Greater ransomware protection with data isolation and air gap technologies
Monitoring and detection
It is recommended by many experts to have a layered anti-malware and ransomware strategy. Commvault has built these capabilities to existing security software and policies for greater benefits and without incremental management overhead.
- Monitor file system activity – utilizes historic data and a machine learning algorithm to detect statistically variant file system behavior.
- Monitor honeypot files – hidden files that are common and attractive to ransomware attacks are monitored for signature changes.
- Certificate authentication lockdown – when certification lockdown is enabled; clients cannot be added to the data protection architecture without additional administrative steps and privileges.

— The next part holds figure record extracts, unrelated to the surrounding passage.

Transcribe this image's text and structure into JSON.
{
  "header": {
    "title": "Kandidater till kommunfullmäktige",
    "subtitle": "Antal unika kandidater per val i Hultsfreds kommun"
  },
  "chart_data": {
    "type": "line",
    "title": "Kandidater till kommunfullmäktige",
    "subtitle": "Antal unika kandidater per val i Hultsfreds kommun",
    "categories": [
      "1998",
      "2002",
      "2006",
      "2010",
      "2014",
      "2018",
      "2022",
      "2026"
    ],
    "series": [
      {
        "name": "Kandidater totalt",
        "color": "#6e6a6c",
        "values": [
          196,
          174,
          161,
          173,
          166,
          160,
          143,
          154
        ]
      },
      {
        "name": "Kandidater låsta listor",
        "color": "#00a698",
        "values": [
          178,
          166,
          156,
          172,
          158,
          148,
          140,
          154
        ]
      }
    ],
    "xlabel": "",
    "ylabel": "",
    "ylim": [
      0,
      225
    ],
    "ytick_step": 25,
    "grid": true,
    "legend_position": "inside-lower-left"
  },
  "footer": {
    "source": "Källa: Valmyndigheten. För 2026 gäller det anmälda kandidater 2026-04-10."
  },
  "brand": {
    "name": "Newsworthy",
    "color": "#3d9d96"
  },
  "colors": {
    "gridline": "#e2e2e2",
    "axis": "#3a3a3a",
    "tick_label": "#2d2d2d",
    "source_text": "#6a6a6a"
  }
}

- Actionable alerting – automatically act and alert for awareness or embed a recommended action workflow into the alert for administrator execution.
Simplifying recovery readiness
True peace of mind comes from having a comprehensive, continuous recovery readiness plan. The last thing you want to do when contending with a high-pressure attack is to stop to figure out which data needs to be recovered in what order.
Recovery readiness means that recovery stages are documented, automated, and predictable. Commvault capabilities to support recovery readiness include:
- Highly available data protection architecture – Commvault architecture can be protected using Live Sync replication of the database to one or more standby nodes. The database can be protected natively in any public cloud and is a free protection service offered by Commvault.
- Recovery orchestration – the Commvault control plane manages, operates and maintains records for all managed data. It can be fully recovered with a single click, which can be tested ahead of time by a fully orchestrated test failover to provide restore validation without disrupting production.
- Data integrity validation – Commvault provides multiple methods of data integrity validation. Data signatures are used to confirm the integrity of any data transferred, received and written to storage media. In addition, automated tasks for regularly validating the data on storage are provided.
- Application recoverability validation – a fully orchestrated application recovery validation task can provide access directly to the data protection copy from the backup infrastructure, start the application, connect and run a test method to validate both the data and application recoverability.
- Easily identify data to recover – data can be searched across any time period and options applied include show/hide deleted items, latest, specific point in time and time range. These options provide a simple way to select the right data to recover.
The following certifications of compliance are held (or pending where indicated) with the Commvault data protection solution:
- FIPS 140-2 Certified: Cryptographic Module Validation Program
- NIST 800-53 CP9 Compliant: NIST Special Publication 800-53 (Rev. 4) CP-9
- NIST 800-53 CP10 Compliant: NIST Special Publication 800-53 (Rev. 4) CP-10
- VPAT 2.0 – WCAG and 508 Compliant: VPAT 2.0 Statement
- Common Criteria Certification: Pending
- STIG (Security Technical Implementation Guide) Certification for HyperScale Storage Pool.
- STIG Certification – Scan Results at https://documentation.commvault.com
The risks and rewards of defending a ransomware attack are significant to your organization and career. Done poorly, it results in lost data, revenue and credibility. Done correctly, it can lead to operations being successfully restored in a timely manner, and greater recognition for a job well done. The choice is yours, the choice is simple. Be ready!